Step 8: ARR vs. Nginx as a Reverse Proxy on Windows
Both ARR and nginx can serve as reverse proxies on Windows Server 2025. The choice depends on your requirements:
- ARR: Native IIS integration, managed via GUI, supports Windows authentication pass-through, integrates with IIS logging and certificates, built-in load balancing UI, Windows service management. Best choice when the rest of your stack is IIS-based.
- Nginx (Windows port): Lighter resource footprint for pure proxy workloads, familiar configuration syntax for Linux teams, better documented for advanced upstream patterns, active open-source community. The Windows build is not officially supported by Nginx Inc. for production use and lacks some features available on Linux.

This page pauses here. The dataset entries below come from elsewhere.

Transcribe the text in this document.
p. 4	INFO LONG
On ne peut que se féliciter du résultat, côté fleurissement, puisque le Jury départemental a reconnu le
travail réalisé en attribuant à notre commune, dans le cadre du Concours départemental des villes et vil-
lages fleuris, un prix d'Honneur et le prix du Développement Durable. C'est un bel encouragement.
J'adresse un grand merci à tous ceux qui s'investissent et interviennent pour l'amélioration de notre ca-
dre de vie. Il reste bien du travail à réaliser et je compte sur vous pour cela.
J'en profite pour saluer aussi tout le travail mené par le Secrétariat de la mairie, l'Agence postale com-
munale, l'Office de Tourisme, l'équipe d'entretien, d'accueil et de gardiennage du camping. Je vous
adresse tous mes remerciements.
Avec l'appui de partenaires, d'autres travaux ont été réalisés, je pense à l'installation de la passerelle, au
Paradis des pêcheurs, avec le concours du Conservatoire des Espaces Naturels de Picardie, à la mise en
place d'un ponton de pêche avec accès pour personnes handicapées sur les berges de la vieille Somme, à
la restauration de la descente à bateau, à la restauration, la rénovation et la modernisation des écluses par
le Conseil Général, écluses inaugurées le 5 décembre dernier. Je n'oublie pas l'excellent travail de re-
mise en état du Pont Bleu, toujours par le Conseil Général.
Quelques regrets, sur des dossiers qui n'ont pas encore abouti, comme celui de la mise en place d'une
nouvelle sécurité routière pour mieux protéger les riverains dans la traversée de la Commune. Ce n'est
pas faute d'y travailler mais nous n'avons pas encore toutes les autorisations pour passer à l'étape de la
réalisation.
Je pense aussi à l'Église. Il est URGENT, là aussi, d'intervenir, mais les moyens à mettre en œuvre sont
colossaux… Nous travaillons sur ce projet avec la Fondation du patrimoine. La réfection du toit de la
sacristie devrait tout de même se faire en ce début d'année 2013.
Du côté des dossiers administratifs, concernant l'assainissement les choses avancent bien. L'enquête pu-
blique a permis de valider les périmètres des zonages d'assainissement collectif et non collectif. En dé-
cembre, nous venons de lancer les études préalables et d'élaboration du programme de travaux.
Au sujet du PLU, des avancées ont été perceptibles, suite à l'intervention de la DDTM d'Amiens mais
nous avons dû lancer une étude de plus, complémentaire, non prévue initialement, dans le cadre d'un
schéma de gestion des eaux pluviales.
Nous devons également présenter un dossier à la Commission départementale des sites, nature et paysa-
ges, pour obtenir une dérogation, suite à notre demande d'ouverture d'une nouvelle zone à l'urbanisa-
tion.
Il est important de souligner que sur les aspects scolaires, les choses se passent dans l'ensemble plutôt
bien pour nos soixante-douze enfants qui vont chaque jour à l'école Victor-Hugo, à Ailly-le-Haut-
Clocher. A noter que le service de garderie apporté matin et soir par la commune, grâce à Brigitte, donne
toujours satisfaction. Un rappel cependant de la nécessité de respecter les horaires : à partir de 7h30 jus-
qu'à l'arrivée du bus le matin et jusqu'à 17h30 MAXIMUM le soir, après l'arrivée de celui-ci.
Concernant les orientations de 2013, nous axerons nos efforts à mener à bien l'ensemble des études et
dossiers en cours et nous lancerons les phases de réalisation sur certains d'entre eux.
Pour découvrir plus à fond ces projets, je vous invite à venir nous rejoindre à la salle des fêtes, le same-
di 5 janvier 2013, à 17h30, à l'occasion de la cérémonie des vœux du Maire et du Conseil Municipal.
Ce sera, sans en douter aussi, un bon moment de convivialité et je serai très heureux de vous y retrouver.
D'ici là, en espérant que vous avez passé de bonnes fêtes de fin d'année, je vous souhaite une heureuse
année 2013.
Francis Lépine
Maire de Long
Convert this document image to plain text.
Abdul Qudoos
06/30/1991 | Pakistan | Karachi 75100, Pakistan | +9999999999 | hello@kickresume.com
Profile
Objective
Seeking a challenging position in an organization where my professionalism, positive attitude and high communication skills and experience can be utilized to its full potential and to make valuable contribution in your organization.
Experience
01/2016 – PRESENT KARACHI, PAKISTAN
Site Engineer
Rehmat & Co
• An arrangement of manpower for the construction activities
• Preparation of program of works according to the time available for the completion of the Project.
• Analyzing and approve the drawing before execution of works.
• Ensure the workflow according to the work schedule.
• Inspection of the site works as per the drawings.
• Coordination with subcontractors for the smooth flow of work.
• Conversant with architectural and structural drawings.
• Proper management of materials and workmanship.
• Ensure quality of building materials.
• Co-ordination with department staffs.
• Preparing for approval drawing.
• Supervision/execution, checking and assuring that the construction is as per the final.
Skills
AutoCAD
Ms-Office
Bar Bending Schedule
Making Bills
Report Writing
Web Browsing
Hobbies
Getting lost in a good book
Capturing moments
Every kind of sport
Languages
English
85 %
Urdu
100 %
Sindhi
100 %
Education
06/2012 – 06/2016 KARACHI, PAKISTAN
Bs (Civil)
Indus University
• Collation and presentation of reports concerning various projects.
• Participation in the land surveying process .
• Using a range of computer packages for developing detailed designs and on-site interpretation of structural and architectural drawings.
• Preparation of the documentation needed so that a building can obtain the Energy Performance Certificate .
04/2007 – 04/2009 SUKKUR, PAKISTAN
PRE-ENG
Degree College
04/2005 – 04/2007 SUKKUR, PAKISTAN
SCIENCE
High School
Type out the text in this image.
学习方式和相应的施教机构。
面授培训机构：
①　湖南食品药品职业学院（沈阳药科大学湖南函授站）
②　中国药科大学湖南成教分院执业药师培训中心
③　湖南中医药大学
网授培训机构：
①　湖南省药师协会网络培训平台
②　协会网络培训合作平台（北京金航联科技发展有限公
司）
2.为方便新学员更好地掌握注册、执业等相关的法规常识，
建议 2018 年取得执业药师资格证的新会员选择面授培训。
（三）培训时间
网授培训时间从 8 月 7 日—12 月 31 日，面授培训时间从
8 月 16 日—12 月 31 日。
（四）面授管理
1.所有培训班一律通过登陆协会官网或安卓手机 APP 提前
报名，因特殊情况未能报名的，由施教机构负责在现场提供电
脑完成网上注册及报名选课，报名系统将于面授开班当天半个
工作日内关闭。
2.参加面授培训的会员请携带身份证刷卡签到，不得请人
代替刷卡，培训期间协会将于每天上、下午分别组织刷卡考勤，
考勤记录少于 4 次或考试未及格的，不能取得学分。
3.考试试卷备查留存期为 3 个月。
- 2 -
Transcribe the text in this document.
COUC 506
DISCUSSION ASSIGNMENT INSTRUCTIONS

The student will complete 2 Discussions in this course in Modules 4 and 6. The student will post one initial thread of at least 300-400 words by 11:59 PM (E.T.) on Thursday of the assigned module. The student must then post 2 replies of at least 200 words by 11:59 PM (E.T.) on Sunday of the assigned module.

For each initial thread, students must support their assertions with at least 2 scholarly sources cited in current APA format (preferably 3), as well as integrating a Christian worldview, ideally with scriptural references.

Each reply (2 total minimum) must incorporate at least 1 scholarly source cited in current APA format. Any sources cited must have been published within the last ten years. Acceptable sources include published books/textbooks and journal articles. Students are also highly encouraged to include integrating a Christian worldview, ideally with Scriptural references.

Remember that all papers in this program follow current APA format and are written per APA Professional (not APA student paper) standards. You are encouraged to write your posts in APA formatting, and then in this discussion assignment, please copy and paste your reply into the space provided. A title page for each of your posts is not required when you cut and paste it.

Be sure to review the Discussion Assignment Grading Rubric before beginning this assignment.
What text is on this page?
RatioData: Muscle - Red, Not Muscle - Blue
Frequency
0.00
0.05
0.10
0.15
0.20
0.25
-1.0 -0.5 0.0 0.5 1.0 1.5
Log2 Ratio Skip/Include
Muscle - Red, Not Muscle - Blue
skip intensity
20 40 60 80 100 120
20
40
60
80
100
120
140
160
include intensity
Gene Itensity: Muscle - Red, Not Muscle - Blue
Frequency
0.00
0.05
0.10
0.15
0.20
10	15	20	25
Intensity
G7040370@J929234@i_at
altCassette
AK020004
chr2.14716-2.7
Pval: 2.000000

- For most Windows Server 2025 deployments with an existing IIS infrastructure, ARR is the correct choice. For new greenfield deployments where the team has strong Linux experience, consider running nginx in a Windows container or migrating to a Linux host.
Conclusion
IIS ARR provides a powerful, natively integrated reverse proxy solution for Windows Server 2025. With URL Rewrite rules you can route traffic to multiple backend services based on URL path, query string, or any request header, while preserving forwarded headers and terminating SSL at the IIS boundary. The configuration shown in this guide covers the majority of real-world reverse proxy scenarios — from single-backend proxying to multi-service path-based routing with HTTPS enforcement. Monitor proxy performance in IIS logs and use the ARR Cache dashboard in IIS Manager to observe upstream response times and error rates.